Councils already fix two million potholes per year – an average of 12,000 potholes for each local authority – but a combination of cold winters and “decades of underfunding by successive governments” mean the nation’s road surfaces are increasingly damaged.
Roads across the country are now so badly damaged that each local authority faces an average of £69m to fix their streets.
The current £27,000 per-mile spent on maintaining local roads, which make up 97 per cent of England’s road network, is significantly less than the £1.1m spent on repairing national roads such as motorways and A-roads, which constitute just three per cent.
Councillor Martin Tett, the LGA's transport spokesman, said: “It is becoming increasingly urgent to address the roads crisis we face as a nation. Our roads are deteriorating fast and it would take almost £12bn, and it could be nearly 2030, before we could bring them up to scratch and clear the current roads repair backlog.”
“Our roads crisis is only going to get worse unless we address it as a national priority as part of the Autumn Statement."

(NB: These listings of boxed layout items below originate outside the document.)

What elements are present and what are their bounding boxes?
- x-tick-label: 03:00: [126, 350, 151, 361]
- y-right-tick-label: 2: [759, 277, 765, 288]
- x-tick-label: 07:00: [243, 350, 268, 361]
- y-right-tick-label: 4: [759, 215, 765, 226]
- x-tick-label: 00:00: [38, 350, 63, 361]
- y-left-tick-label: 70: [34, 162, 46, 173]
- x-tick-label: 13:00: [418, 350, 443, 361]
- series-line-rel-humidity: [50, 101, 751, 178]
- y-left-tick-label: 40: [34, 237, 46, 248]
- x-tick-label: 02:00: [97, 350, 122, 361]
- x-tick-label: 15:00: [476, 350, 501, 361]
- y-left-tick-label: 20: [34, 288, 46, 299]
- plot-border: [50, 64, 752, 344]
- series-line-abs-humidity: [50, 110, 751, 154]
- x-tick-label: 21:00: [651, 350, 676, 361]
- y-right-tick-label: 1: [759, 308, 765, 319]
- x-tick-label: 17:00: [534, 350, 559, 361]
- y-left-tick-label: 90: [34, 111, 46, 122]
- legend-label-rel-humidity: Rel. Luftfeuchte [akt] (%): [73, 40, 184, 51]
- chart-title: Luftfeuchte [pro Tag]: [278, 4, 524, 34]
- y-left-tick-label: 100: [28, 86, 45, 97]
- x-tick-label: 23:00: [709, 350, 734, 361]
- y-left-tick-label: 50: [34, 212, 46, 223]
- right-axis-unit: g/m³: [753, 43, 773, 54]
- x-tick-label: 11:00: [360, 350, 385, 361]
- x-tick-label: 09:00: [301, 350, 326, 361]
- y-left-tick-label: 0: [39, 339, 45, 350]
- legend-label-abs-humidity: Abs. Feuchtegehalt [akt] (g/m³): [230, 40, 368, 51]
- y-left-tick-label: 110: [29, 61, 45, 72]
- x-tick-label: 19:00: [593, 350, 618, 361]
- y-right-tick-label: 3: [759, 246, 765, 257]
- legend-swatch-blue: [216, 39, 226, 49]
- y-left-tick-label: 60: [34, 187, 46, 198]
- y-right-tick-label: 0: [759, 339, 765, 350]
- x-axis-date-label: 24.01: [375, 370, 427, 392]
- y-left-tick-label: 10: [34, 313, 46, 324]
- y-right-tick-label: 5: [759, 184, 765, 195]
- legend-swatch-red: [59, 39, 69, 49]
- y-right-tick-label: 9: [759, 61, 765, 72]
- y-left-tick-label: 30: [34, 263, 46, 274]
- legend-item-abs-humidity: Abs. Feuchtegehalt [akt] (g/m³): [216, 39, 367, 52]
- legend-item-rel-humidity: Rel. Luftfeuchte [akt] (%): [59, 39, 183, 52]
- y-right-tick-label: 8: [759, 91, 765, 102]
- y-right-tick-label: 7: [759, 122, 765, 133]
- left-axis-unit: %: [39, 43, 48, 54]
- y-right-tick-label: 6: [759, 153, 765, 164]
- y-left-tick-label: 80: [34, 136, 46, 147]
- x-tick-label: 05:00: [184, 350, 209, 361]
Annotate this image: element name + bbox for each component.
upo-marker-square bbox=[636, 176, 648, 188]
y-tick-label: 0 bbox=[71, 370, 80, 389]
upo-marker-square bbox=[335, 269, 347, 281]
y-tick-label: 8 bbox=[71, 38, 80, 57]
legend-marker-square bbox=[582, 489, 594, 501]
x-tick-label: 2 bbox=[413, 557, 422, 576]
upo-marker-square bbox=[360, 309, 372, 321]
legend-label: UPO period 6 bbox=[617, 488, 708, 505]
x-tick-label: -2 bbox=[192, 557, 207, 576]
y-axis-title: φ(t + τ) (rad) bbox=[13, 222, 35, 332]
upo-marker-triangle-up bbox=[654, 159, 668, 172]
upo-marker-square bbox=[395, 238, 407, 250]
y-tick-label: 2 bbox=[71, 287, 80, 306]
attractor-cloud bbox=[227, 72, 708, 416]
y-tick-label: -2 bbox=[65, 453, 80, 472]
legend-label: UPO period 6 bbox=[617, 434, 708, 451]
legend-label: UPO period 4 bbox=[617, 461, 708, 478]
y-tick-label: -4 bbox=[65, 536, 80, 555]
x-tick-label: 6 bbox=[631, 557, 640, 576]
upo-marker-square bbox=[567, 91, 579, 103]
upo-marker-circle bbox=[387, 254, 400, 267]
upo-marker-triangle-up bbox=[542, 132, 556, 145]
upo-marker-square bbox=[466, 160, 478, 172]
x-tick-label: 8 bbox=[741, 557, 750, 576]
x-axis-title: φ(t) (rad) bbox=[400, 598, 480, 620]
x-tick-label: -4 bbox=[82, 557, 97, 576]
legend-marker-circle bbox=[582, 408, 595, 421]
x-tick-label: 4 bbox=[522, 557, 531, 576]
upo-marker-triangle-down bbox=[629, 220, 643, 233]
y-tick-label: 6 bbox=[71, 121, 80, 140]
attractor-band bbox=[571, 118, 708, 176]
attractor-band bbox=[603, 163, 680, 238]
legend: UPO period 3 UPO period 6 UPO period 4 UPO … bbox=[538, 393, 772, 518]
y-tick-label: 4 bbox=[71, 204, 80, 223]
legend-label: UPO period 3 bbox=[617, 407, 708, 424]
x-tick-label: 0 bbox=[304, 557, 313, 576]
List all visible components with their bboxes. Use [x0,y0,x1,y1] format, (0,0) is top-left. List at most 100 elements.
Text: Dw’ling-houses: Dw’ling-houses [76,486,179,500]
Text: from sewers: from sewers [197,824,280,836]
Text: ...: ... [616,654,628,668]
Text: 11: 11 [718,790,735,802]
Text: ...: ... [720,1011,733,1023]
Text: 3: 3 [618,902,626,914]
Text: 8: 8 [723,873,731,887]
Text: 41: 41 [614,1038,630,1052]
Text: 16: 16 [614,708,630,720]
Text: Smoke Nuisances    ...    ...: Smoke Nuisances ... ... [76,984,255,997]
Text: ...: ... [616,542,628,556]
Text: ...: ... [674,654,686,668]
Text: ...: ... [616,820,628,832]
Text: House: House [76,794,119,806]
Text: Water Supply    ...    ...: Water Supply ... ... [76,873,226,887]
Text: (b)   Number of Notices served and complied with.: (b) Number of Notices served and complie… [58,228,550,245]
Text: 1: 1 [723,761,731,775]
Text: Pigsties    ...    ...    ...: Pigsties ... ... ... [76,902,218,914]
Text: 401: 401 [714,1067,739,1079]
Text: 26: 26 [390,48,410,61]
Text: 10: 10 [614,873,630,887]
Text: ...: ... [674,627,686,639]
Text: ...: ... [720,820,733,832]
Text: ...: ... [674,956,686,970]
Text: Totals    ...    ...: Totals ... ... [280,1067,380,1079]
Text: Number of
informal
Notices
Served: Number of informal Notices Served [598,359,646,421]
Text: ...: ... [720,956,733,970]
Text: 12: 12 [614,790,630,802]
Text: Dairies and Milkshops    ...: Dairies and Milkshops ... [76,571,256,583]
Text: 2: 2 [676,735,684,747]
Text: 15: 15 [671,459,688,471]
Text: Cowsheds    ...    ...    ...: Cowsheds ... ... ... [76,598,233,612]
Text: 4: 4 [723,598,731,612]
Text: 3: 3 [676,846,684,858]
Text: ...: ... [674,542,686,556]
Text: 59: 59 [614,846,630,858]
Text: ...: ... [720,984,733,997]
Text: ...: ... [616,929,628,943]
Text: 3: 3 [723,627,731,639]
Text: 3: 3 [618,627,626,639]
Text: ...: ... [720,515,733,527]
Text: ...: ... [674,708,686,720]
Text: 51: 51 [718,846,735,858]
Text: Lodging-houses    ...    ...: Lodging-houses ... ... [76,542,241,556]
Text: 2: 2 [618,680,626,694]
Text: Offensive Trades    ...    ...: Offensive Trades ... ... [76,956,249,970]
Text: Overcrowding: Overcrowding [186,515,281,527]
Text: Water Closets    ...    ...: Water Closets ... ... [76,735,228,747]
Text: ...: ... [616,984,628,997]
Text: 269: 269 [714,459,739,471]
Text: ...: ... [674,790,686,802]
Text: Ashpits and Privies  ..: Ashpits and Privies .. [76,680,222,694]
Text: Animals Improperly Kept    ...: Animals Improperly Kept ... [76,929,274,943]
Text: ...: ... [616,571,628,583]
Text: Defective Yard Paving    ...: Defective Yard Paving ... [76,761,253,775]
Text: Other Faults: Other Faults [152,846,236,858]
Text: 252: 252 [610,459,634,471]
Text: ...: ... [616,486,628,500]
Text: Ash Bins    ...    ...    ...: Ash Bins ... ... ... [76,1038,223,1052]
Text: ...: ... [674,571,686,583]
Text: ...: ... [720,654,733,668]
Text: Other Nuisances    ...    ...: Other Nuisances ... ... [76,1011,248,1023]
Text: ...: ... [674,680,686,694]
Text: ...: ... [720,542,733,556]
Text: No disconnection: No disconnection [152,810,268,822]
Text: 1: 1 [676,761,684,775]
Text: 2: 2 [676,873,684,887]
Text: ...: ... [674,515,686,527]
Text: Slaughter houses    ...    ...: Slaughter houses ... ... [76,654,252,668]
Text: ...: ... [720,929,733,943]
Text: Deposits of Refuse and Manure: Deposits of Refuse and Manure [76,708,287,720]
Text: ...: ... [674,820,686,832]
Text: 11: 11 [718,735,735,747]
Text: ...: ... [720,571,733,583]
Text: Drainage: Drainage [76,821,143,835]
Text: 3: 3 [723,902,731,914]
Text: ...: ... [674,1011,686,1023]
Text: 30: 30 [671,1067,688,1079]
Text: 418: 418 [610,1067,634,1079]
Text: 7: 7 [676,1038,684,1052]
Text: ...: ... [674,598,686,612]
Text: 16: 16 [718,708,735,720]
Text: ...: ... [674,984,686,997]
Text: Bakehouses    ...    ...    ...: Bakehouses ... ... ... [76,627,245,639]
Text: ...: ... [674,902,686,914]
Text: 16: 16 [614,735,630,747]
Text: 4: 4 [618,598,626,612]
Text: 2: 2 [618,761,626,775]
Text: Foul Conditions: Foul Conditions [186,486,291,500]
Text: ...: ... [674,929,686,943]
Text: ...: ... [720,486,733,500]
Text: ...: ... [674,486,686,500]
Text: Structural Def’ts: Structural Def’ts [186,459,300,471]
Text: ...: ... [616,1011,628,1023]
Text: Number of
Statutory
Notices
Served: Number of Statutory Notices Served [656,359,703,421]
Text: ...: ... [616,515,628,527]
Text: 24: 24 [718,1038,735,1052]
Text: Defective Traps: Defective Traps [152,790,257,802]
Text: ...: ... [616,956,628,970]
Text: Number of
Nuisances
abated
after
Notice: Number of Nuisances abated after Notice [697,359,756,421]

“Motorists pay billions to the Treasury each year in fuel duty when they fill up their car at the pumps only to then have to drive on roads that are decaying after decades of underfunding. They deserve roads fit for the 21st-century.”
The pothole crisis is costing Britain’s businesses and making travel more difficult for the public, the LGA added.
Earlier this month the RAC Foundation revealed that in the last year alone more than 31,000 compensation claims were made to local councils for vehicle damage caused by poor road conditions – the equivalent of one claim every 17 minutes.
Councils paid compensation in a quarter of cases, with the average payout being £306.
RAC Foundation director Steve Gooding said: “These figures are symptomatic of the inadequate funding available for local road maintenance."
“Year in, year out, the backlog of work on local roads is estimated to run to several billion pounds.”
Mr Gooding went on: “A pitted road surface isn't just a problem for motorists – for those on two wheels it can be life threatening.”
Data released earlier this year showed the number of vehicle breakdowns caused by pothole-related damage has more than doubled in the past 10 years.